DNS Architecture — FQDN Locking Details
Automatic Failback Prevention
Design goal: After failover, traffic must never automatically return to the primary. A recovering primary may pass health probes but have inconsistent data or missing ingest.
Two independent layers prevent automatic failback:
Lambda locks the primary health check FQDN — during failover, the Lambda swaps the primary Route53 health check FQDN to failover-locked.invalid (an RFC 2606 reserved TLD that will never resolve). The health check permanently fails with NXDOMAIN regardless of the primary cluster's actual state. DNS remains on the secondary.

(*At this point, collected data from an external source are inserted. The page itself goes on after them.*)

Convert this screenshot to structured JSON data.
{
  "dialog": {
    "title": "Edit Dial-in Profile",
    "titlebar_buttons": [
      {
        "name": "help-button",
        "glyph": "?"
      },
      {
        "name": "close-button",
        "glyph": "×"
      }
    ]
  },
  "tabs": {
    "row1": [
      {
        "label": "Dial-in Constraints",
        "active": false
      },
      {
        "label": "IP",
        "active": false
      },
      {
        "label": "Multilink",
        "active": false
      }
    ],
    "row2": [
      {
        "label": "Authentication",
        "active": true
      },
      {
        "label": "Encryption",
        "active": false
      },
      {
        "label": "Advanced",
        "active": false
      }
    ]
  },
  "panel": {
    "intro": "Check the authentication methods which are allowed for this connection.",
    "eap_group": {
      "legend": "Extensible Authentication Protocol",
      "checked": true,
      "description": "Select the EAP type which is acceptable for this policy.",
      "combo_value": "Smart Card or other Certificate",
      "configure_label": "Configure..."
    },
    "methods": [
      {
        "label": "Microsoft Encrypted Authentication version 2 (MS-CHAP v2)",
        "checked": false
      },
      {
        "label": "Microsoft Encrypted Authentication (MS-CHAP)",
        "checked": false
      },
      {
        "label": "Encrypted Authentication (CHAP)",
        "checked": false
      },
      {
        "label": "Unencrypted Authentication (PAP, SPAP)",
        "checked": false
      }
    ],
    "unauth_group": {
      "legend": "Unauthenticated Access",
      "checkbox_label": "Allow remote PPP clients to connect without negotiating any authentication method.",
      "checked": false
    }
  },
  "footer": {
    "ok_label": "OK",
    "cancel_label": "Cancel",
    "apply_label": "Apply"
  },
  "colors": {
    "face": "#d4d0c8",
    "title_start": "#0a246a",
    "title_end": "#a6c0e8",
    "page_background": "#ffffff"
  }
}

No terraform apply on primary during DR — the primary health check FQDN is defined in Terraform, but
lifecycle { ignore_changes = [fqdn, invert_healthcheck] }prevents Terraform from reverting the Lambda's runtime changes. Running terraform apply on the primary workspace will not restore the original FQDN.
Why not health check inversion? An earlier approach used
Inverted=true on the primary health check. However, inversion
is bidirectional: when the primary is down (health check returns failure),
inversion flips it to "healthy", which keeps Route53 routing to the broken
primary. The FQDN swap approach avoids this by ensuring the health check
always resolves to an unreachable host, producing a consistent failure
signal regardless of primary state.
Health Check FQDN State Transitions
| Health Check State | FQDN | Route53 sees... | DNS routes to... |
|---|---|---|---|
| Normal operation |
<primary-hostname>.<zone>
| Primary healthy | Primary (via PRIMARY record) |
| Primary down |
<primary-hostname>.<zone>
| Primary unhealthy | Secondary (via SECONDARY record) |
| Primary recovered, but FQDN locked |
failover-locked.invalid
| Primary unhealthy (NXDOMAIN) | Secondary (failback prevented) |
| Operator restores FQDN |
<primary-hostname>.<zone>
| Primary healthy | Primary (failback complete) |